Using infrastructure data to predict pollution levels
Above is the code and data for my group's 24-787 Machine Learning and Artificial Intelligence for Engineers final project. This class was taken during my Senior Fall 2020 year at Carnegie Mellon University.
Packages Used:
- Tensorflow
- Keras
- Sklearn
- Numpy
- Pandas
Abstract: An attempt to build models that predict pollution levels of a US county based on infrastructure features has been done in this study. US EPA maintains the database of pollution levels of various pollutants out of which we have used 4 pollution data: PM2.5, SO2, Ozone, NO2. 15 infrastructural features in each county have been used to train various Supervised Learning algorithms.
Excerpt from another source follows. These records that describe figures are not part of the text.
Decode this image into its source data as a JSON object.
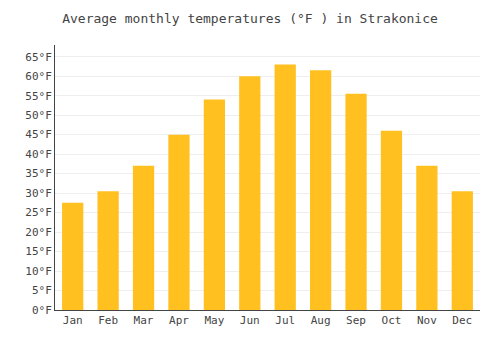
{
  "chart_data": {
    "type": "bar",
    "title": "Average monthly temperatures (°F ) in Strakonice",
    "categories": [
      "Jan",
      "Feb",
      "Mar",
      "Apr",
      "May",
      "Jun",
      "Jul",
      "Aug",
      "Sep",
      "Oct",
      "Nov",
      "Dec"
    ],
    "values": [
      27.5,
      30.5,
      37.0,
      45.0,
      54.0,
      60.0,
      63.0,
      61.5,
      55.5,
      46.0,
      37.0,
      30.5
    ],
    "color": "#FFC020",
    "ylim": [
      0,
      68
    ],
    "yticks": [
      {
        "value": 0,
        "label": "0°F"
      },
      {
        "value": 5,
        "label": "5°F"
      },
      {
        "value": 10,
        "label": "10°F"
      },
      {
        "value": 15,
        "label": "15°F"
      },
      {
        "value": 20,
        "label": "20°F"
      },
      {
        "value": 25,
        "label": "25°F"
      },
      {
        "value": 30,
        "label": "30°F"
      },
      {
        "value": 35,
        "label": "35°F"
      },
      {
        "value": 40,
        "label": "40°F"
      },
      {
        "value": 45,
        "label": "45°F"
      },
      {
        "value": 50,
        "label": "50°F"
      },
      {
        "value": 55,
        "label": "55°F"
      },
      {
        "value": 60,
        "label": "60°F"
      },
      {
        "value": 65,
        "label": "65°F"
      }
    ],
    "grid": true
  }
}
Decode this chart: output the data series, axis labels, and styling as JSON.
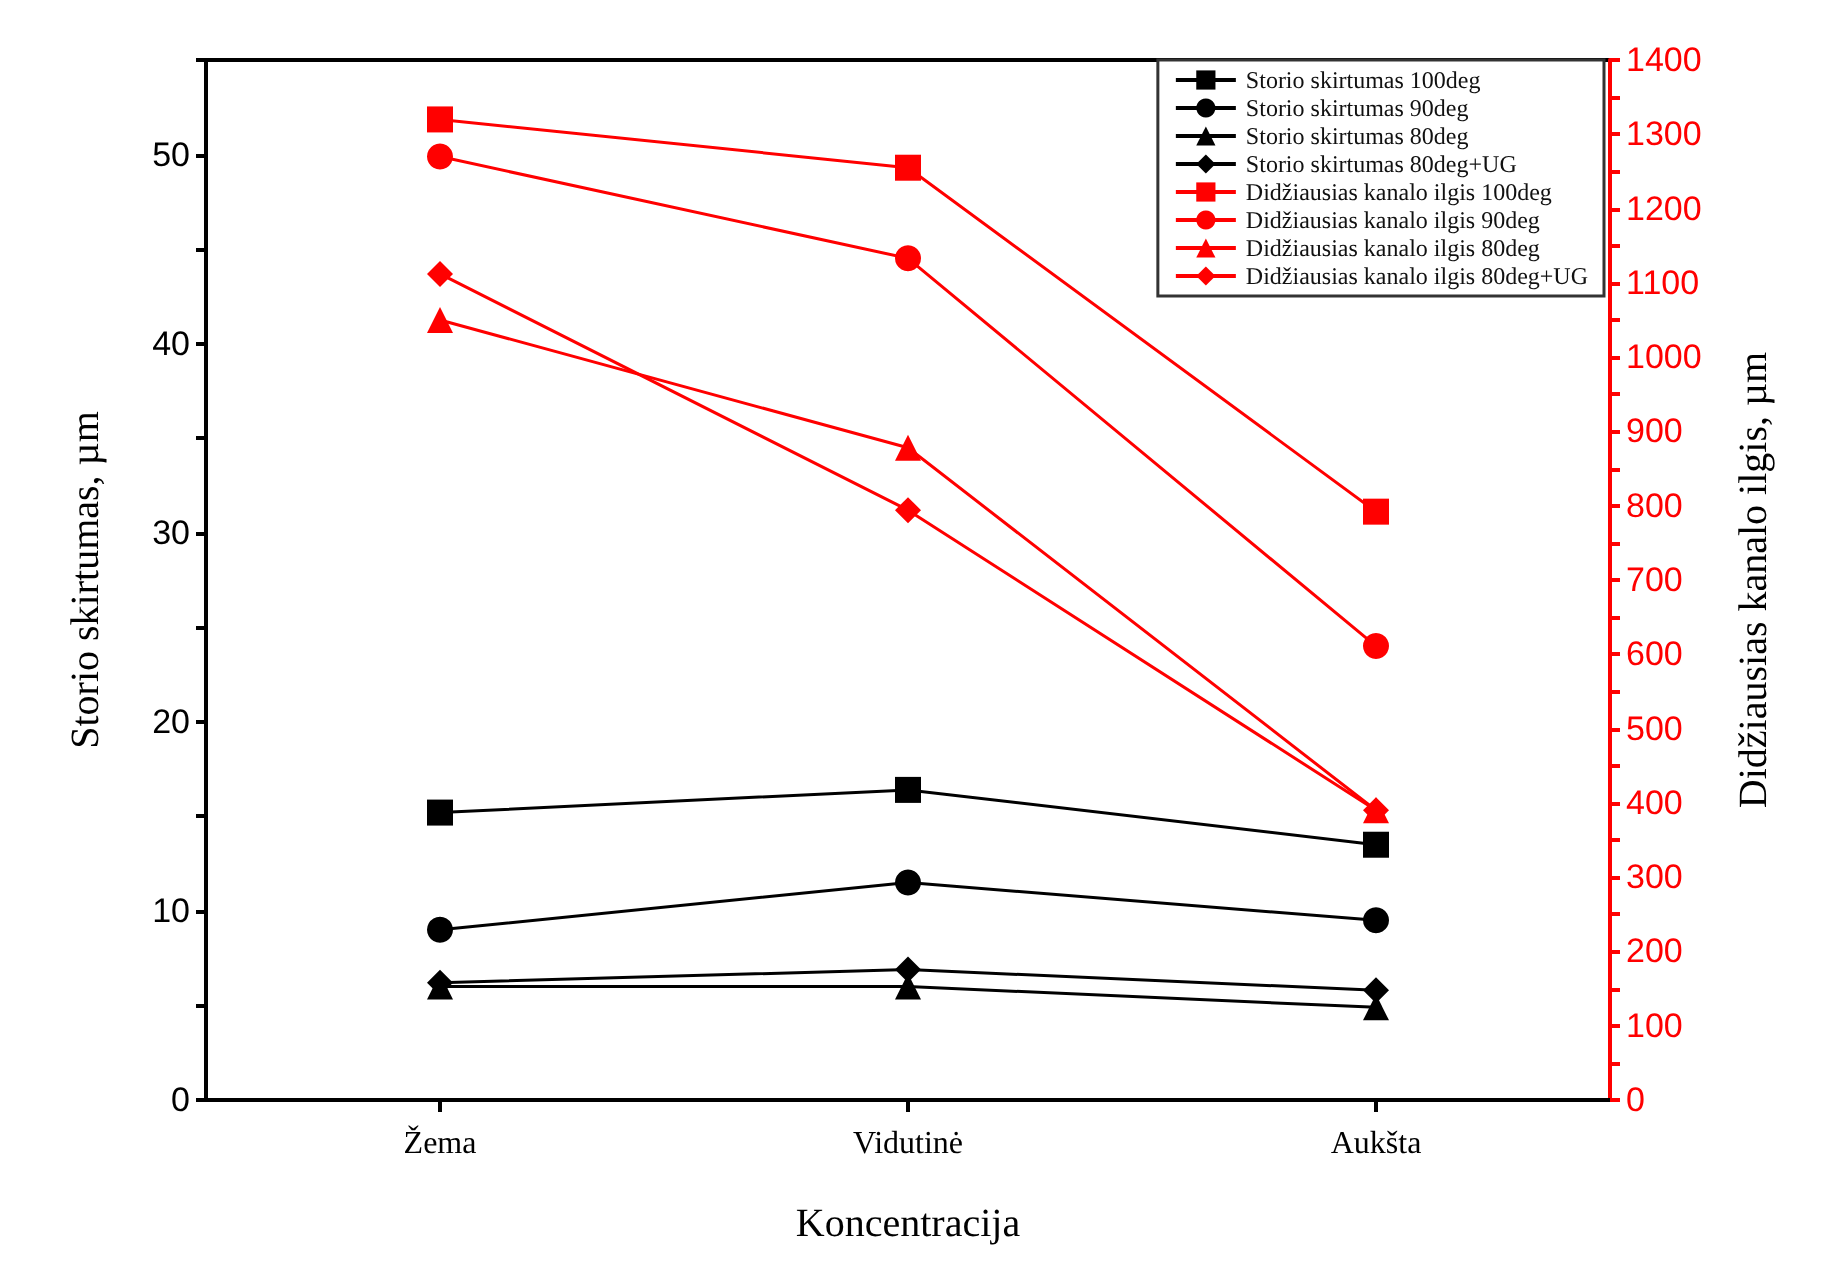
{
  "chart_data": {
    "type": "line",
    "xlabel": "Koncentracija",
    "ylabel": "Storio skirtumas, µm",
    "y2label": "Didžiausias kanalo ilgis, µm",
    "categories": [
      "Žema",
      "Vidutinė",
      "Aukšta"
    ],
    "ylim": [
      0,
      55
    ],
    "yticks": [
      0,
      10,
      20,
      30,
      40,
      50
    ],
    "y2lim": [
      0,
      1400
    ],
    "y2ticks": [
      0,
      100,
      200,
      300,
      400,
      500,
      600,
      700,
      800,
      900,
      1000,
      1100,
      1200,
      1300,
      1400
    ],
    "grid": false,
    "legend": "top right",
    "line_style": "solid",
    "series": [
      {
        "name": "Storio skirtumas 100deg",
        "color": "#000000",
        "marker": "square",
        "values": [
          15.2,
          16.4,
          13.5
        ]
      },
      {
        "name": "Storio skirtumas 90deg",
        "color": "#000000",
        "marker": "circle",
        "values": [
          9.0,
          11.5,
          9.5
        ]
      },
      {
        "name": "Storio skirtumas 80deg",
        "color": "#000000",
        "marker": "triangle",
        "values": [
          6.0,
          6.0,
          4.9
        ]
      },
      {
        "name": "Storio skirtumas 80deg+UG",
        "color": "#000000",
        "marker": "diamond",
        "values": [
          6.2,
          6.9,
          5.8
        ]
      },
      {
        "name": "Didžiausias kanalo ilgis 100deg",
        "color": "#ff0000",
        "marker": "square",
        "axis": "y2",
        "values": [
          1320,
          1255,
          792
        ]
      },
      {
        "name": "Didžiausias kanalo ilgis 90deg",
        "color": "#ff0000",
        "marker": "circle",
        "axis": "y2",
        "values": [
          1270,
          1133,
          611
        ]
      },
      {
        "name": "Didžiausias kanalo ilgis 80deg",
        "color": "#ff0000",
        "marker": "triangle",
        "axis": "y2",
        "values": [
          1050,
          878,
          390
        ]
      },
      {
        "name": "Didžiausias kanalo ilgis 80deg+UG",
        "color": "#ff0000",
        "marker": "diamond",
        "axis": "y2",
        "values": [
          1112,
          794,
          390
        ]
      }
    ]
  }
}
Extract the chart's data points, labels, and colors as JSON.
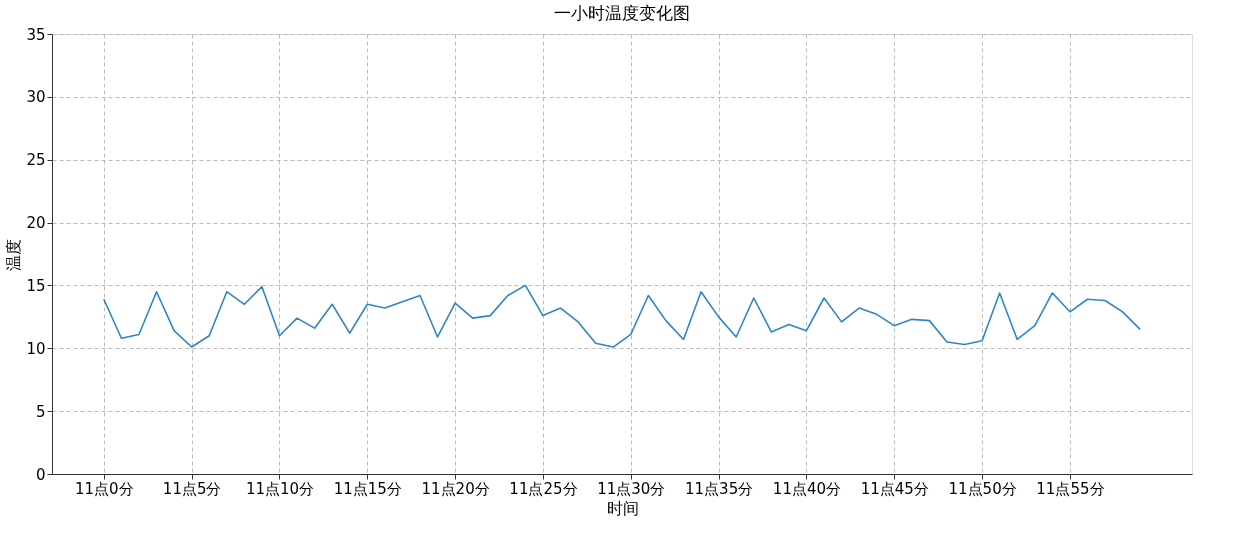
{
  "chart_data": {
    "type": "line",
    "title": "一小时温度变化图",
    "xlabel": "时间",
    "ylabel": "温度",
    "categories": [
      "11点0分",
      null,
      null,
      null,
      null,
      "11点5分",
      null,
      null,
      null,
      null,
      "11点10分",
      null,
      null,
      null,
      null,
      "11点15分",
      null,
      null,
      null,
      null,
      "11点20分",
      null,
      null,
      null,
      null,
      "11点25分",
      null,
      null,
      null,
      null,
      "11点30分",
      null,
      null,
      null,
      null,
      "11点35分",
      null,
      null,
      null,
      null,
      "11点40分",
      null,
      null,
      null,
      null,
      "11点45分",
      null,
      null,
      null,
      null,
      "11点50分",
      null,
      null,
      null,
      null,
      "11点55分",
      null,
      null,
      null,
      null
    ],
    "series": [
      {
        "color": "#2f86c6",
        "values": [
          13.9,
          10.8,
          11.1,
          14.5,
          11.4,
          10.1,
          11.0,
          14.5,
          13.5,
          14.9,
          11.0,
          12.4,
          11.6,
          13.5,
          11.2,
          13.5,
          13.2,
          13.7,
          14.2,
          10.9,
          13.6,
          12.4,
          12.6,
          14.2,
          15.0,
          12.6,
          13.2,
          12.1,
          10.4,
          10.1,
          11.1,
          14.2,
          12.2,
          10.7,
          14.5,
          12.5,
          10.9,
          14.0,
          11.3,
          11.9,
          11.4,
          14.0,
          12.1,
          13.2,
          12.7,
          11.8,
          12.3,
          12.2,
          10.5,
          10.3,
          10.6,
          14.4,
          10.7,
          11.8,
          14.4,
          12.9,
          13.9,
          13.8,
          12.9,
          11.5
        ]
      }
    ],
    "ylim": [
      0,
      35
    ],
    "yticks": [
      0,
      5,
      10,
      15,
      20,
      25,
      30,
      35
    ],
    "grid": true,
    "line_style": "solid",
    "marker": "none"
  }
}
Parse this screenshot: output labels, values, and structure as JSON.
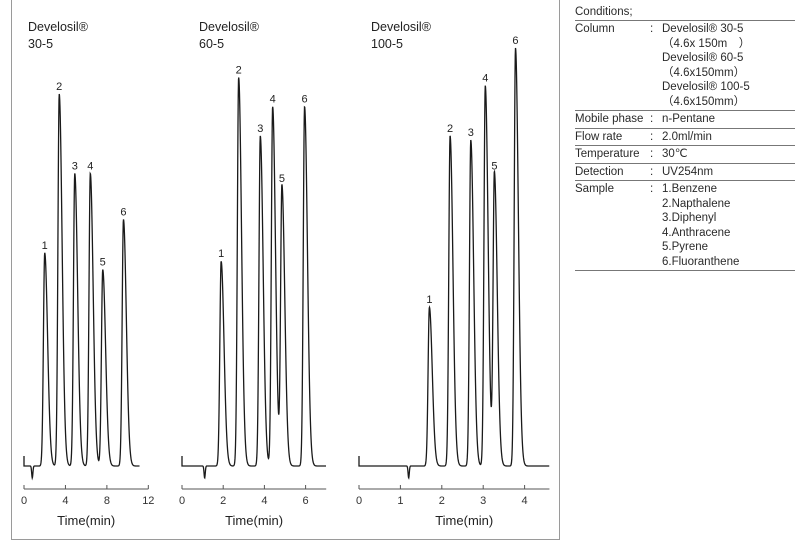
{
  "chart_data": [
    {
      "type": "line",
      "title": "Develosil® 30-5",
      "title_lines": [
        "Develosil®",
        "30-5"
      ],
      "xlabel": "Time(min)",
      "xlim": [
        0,
        12
      ],
      "xticks": [
        "0",
        "4",
        "8",
        "12"
      ],
      "grid": false,
      "peaks": [
        {
          "label": "1",
          "time": 2.0,
          "height": 51
        },
        {
          "label": "2",
          "time": 3.4,
          "height": 89
        },
        {
          "label": "3",
          "time": 4.9,
          "height": 70
        },
        {
          "label": "4",
          "time": 6.4,
          "height": 70
        },
        {
          "label": "5",
          "time": 7.6,
          "height": 47
        },
        {
          "label": "6",
          "time": 9.6,
          "height": 59
        }
      ]
    },
    {
      "type": "line",
      "title": "Develosil® 60-5",
      "title_lines": [
        "Develosil®",
        "60-5"
      ],
      "xlabel": "Time(min)",
      "xlim": [
        0,
        7
      ],
      "xticks": [
        "0",
        "2",
        "4",
        "6"
      ],
      "grid": false,
      "peaks": [
        {
          "label": "1",
          "time": 1.9,
          "height": 49
        },
        {
          "label": "2",
          "time": 2.75,
          "height": 93
        },
        {
          "label": "3",
          "time": 3.8,
          "height": 79
        },
        {
          "label": "4",
          "time": 4.4,
          "height": 86
        },
        {
          "label": "5",
          "time": 4.85,
          "height": 67
        },
        {
          "label": "6",
          "time": 5.95,
          "height": 86
        }
      ]
    },
    {
      "type": "line",
      "title": "Develosil® 100-5",
      "title_lines": [
        "Develosil®",
        "100-5"
      ],
      "xlabel": "Time(min)",
      "xlim": [
        0,
        4.6
      ],
      "xticks": [
        "0",
        "1",
        "2",
        "3",
        "4"
      ],
      "grid": false,
      "peaks": [
        {
          "label": "1",
          "time": 1.7,
          "height": 38
        },
        {
          "label": "2",
          "time": 2.2,
          "height": 79
        },
        {
          "label": "3",
          "time": 2.7,
          "height": 78
        },
        {
          "label": "4",
          "time": 3.05,
          "height": 91
        },
        {
          "label": "5",
          "time": 3.27,
          "height": 70
        },
        {
          "label": "6",
          "time": 3.78,
          "height": 100
        }
      ]
    }
  ],
  "conditions": {
    "header": "Conditions;",
    "colon": ":",
    "rows": [
      {
        "key": "Column",
        "values": [
          "Develosil® 30-5",
          "（4.6x 150m　）",
          "Develosil® 60-5",
          "（4.6x150mm）",
          "Develosil® 100-5",
          "（4.6x150mm）"
        ]
      },
      {
        "key": "Mobile phase",
        "values": [
          "n-Pentane"
        ]
      },
      {
        "key": "Flow rate",
        "values": [
          "2.0ml/min"
        ]
      },
      {
        "key": "Temperature",
        "values": [
          "30℃"
        ]
      },
      {
        "key": "Detection",
        "values": [
          "UV254nm"
        ]
      },
      {
        "key": "Sample",
        "values": [
          "1.Benzene",
          "2.Napthalene",
          "3.Diphenyl",
          "4.Anthracene",
          "5.Pyrene",
          "6.Fluoranthene"
        ]
      }
    ]
  },
  "colors": {
    "trace": "#1a1a1a",
    "axis": "#555555",
    "border": "#9a9a9a"
  }
}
These features include Coal Plants, Airports, Public Schools, Hospitals, Fuel Stations, Land Area, Population etc. It was noted that the MSE errors for the regression models was very high and are not suitable for real life application. Furthermore, pollution which was originally in numerical form was converted to categorical data and classification model was carried out. This model gave very good results for PM2.5 (75%) accuracy, while returning <45% accuracy for SO2, Ozone, NO2. It is thus noted that the infrastructure data used by us is inadequate to predict levels of PM2.5, SO2, Ozone, NO2 within comfortable margin of error. Classification model may better serve our purpose but only for PM2.5, the accuracy for other pollutants is subpar. In conclusion, infrastructure data is not a good direct indicator of pollution but can be used to indirectly predict sources of pollution. We further discuss the limitations and possible future improvements to the model.